Where have I been?!?! Well, I had finals: that was miserable. Working full time and taking ten credits will not work; I got a 3.0 average. After that, Jessica wanted me to read Harry Potter and I agreed. I got the first book in Ancient Greek, but it’s proving very hard and will take me a long time, I’m sure. So I plunged ahead and got all seven books in English. I read and read and listened to audio books and read and read but now I’m done! They’re really great books and J.K. Rowling is merciless to the end, killing off major characters left and right. When something approaches this level of greatness, however, I think my wife and I both start switching to the Biblical measure of excellence, and then the work of art nose-dives in our estimation. Harry was great when he was a metaphor or an allegory, but as soon as he was totally real and facing real death, he attitudes were shown to be ungodly and his ultimate hope to be in himself.
There proves to be a through-line that is consistent between Harry Potter, The Matrix, Babylon 5 and even Star Wars (if you dig far enough). Aside from all the mono-myth items, the ultimate struggle and solution in all of these is the same. Our hero (or party of heroes) is faced with two kinds of opponents. There are those who are for chaos, power, i.e. physis. Typically, the protagonist is against this force (not so in The Matrix).

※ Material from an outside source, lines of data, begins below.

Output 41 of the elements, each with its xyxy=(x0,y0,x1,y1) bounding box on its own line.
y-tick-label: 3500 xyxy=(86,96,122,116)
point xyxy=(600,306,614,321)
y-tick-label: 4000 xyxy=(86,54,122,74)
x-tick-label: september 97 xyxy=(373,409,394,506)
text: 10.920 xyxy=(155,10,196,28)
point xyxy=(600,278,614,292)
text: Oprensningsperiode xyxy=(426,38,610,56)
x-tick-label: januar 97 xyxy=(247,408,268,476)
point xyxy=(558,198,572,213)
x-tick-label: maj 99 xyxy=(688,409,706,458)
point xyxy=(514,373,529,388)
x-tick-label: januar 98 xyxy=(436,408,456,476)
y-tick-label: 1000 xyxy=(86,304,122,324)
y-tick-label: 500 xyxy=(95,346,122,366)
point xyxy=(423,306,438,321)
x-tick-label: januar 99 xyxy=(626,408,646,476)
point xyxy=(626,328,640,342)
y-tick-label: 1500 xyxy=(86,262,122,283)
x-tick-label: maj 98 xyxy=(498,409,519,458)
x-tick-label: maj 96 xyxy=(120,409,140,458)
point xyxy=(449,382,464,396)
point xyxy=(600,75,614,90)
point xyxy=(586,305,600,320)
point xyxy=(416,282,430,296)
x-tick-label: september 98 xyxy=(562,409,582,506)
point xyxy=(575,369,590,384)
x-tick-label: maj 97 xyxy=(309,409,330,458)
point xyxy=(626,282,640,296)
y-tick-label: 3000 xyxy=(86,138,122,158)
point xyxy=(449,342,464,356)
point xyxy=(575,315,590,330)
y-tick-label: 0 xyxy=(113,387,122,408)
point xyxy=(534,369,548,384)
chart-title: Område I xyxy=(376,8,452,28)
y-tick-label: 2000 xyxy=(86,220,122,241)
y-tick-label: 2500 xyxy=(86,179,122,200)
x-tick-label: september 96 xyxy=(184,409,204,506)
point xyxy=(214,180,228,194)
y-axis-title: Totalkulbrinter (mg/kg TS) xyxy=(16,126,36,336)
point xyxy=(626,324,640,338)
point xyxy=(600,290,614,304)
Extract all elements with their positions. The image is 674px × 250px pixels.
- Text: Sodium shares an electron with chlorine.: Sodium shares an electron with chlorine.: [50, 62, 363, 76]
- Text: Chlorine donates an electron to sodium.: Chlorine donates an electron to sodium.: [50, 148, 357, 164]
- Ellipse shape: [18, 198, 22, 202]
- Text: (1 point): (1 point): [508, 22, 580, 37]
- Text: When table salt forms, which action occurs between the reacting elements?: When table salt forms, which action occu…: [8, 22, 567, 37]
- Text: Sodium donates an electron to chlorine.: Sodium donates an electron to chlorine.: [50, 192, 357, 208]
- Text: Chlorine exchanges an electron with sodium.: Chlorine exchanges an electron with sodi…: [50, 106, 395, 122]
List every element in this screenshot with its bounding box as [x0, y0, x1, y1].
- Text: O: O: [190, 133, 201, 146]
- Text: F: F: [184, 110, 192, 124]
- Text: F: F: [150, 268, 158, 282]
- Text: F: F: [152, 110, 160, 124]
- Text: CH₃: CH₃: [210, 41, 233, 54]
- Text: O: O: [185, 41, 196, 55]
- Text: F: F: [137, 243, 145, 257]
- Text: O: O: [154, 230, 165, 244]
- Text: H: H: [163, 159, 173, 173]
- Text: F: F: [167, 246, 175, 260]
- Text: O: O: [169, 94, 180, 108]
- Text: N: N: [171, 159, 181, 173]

Then there are the forces of law and order, nomos. In the end, we are left to conclude that the overwhelming necessity is for a third option, typically self-determination or choice. Of all the aforementioned series, Babylon 5 puts it most succinctly, “We can find our own way between order and chaos . . . Now get the hell out of our galaxy!”
The trouble is, from one sense they’re right in that we must pick a third option, but in a larger sense they’re all wrong, because our choice must be for something categorically different from mere nomos vs physis. To come into theological terms, the possibilities are not limited to antinomianism and legalism. The truth is not some bastard child of these polar opposites, it is the most intellectually rigorous acceptance of both dialectal nodes to the fullest extent. The Law cannot save us, but God did give us the Law and call it good. On a higher plane than the simplistic debate, we say we are not saved by the Law, but once saved we love it and strive to obey it out of love for Him who saved us in order that we might be free.
I had this same debate with my mother, and she came at it from another angle: civics. Do we say that the law is ultimate or people? In simple societies, there is the Rule of the One or Few, monarchy or oligarchy. The greater civilizations have the Rule of Law, but corrupted by political maneuverings. A great society would have great laws that need no exceptions or judges. The inconceivability of such a land pushes us to the superlative Kingdom, where the Perfect Man rules and all laws are but expressions of His Will.